Actually, that was the only part of the movie that I didn’t like. I thought it was gratuitous and overdone. I would’ve much rather seen her smugly fan herself with that girl’s fan as she walked by than the crass gesture she made. But the dance scene itself was awesome!
It was terrible. Carrell sleepwalked through the whole thing. The ex-fat-guy subplot was just a waste of screen time. No “would you believe…” jokes until like an hour into it. Carrell couldn’t even get the “missed it by that much” joke right. The Rock sucked the life out of every scene he was in, even though there wasn’t much life there to begin with. What should have been a 90-minute farce was a 2 hour pseudo action movie. They could have spent a lot less money and gotten a lot more movie out of it if the director had just let everybody go over the top. I mean, really. What are looking for from Get Smart? Goofy gags. They were sadly absent. The only bright spot in the whole thing was Anne Hathaway, who I have never cared for before, but who can clearly do straight (wo)man work.

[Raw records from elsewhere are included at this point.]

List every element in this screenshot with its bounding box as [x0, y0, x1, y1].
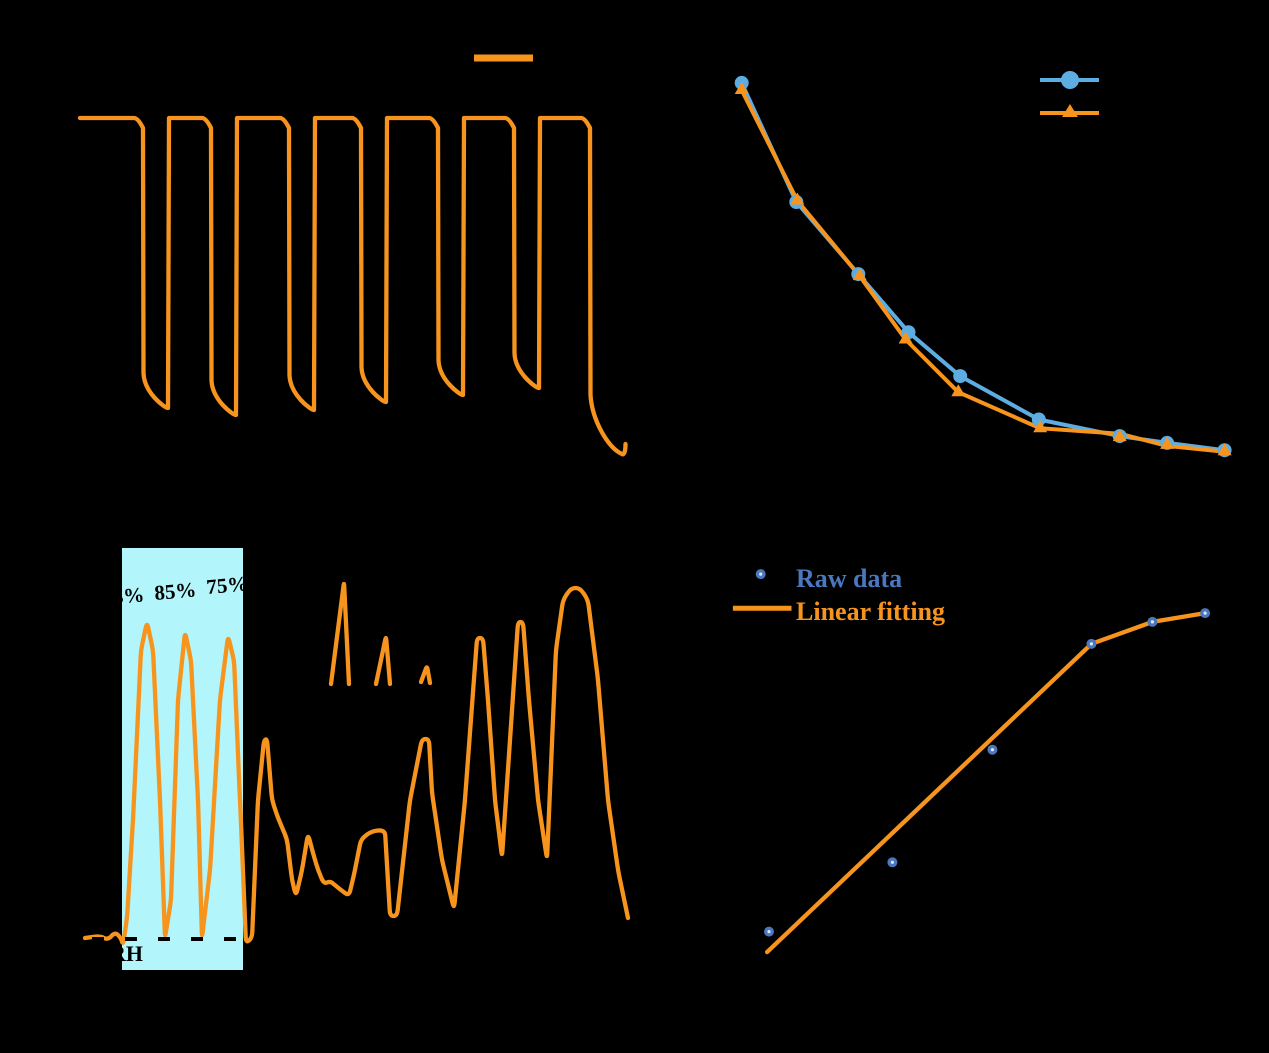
svg-text:Raw data: Raw data: [796, 564, 902, 593]
svg-text:93%: 93%: [101, 582, 145, 610]
svg-text:Linear fitting: Linear fitting: [796, 597, 945, 626]
svg-text:85%: 85%: [153, 577, 197, 605]
svg-text:75%: 75%: [205, 571, 249, 599]
svg-text:%RH: %RH: [88, 941, 143, 966]
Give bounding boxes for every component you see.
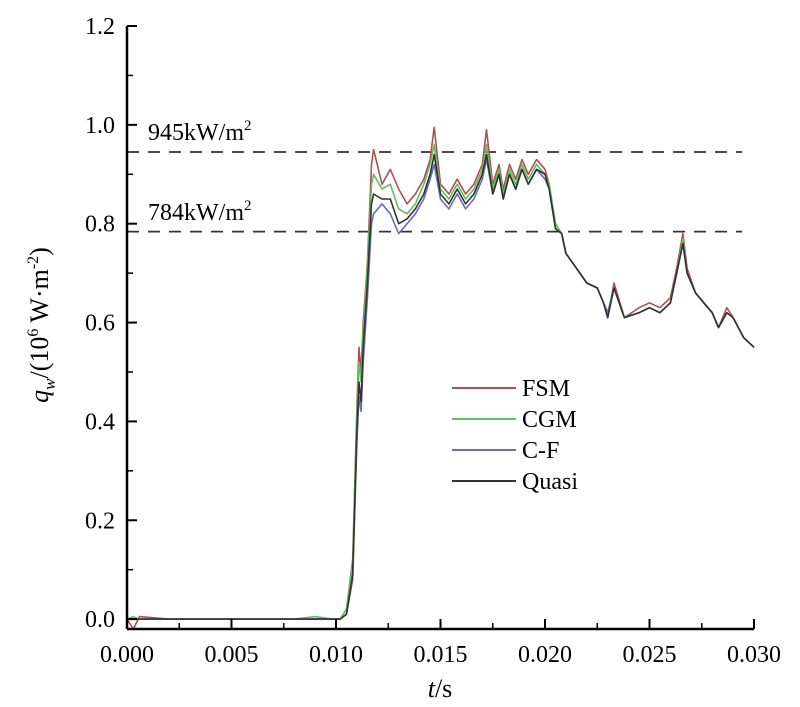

I loved it. Definitely not the original–more action, more drama, less zany–but a good solid movie that was still 80% a Get Smart movie. And personally, I think that was a wise choice. The TV show format was fine for a 30 minute TV show, but for something that I’m going to watch for an hour and a half to two hours could use to be a bit more complex and story-filled.
Carell did sort of fail with “Missed it by that much.” But otherwise all the traditional jokes worked perfect, and I thought that the new jokes–like his history as an overweight guy–were well done.
I saw it on Friday and loved it very much. I’d been quite worried given the mixed reviews it was getting, but I thought it was funny and charming and, something very unexpected, reasonably tightly plotted – there weren’t a lot of throwaway gags, almost every beat got multiple references and things that were established early came back later.
I saw it and I laughed often. I thought it was true enough to the original while doing its best to make it on its own. Liked that Siegfried used a “We don’t ker-frickin-blooey in KAOS.” I understand they wanted us to take Siegfried seriously; I missed some of the old Siegfried looniness.
I enjoyed The Rock…excuse me, Duane Johnson (p.s., I don’t think the WWE owns the name, as was said earlier…if I remember correctly, Mr. Johnson can use the name if he so chooses, but he wishes to move away from the wrestler image and be viewed only as an actor. The big goon is a really bad, current WWE wrestler known as The Great Khali. His acting here was better than anything he has done for WWE - he is that bad.)
I didn’t mind Bill Murray. It pretty much matched what happened in the series, although he was a bit more of a sad sack than his series counterpart. That was a throwaway scene, but it was a running gag of throwaway scenes in the series.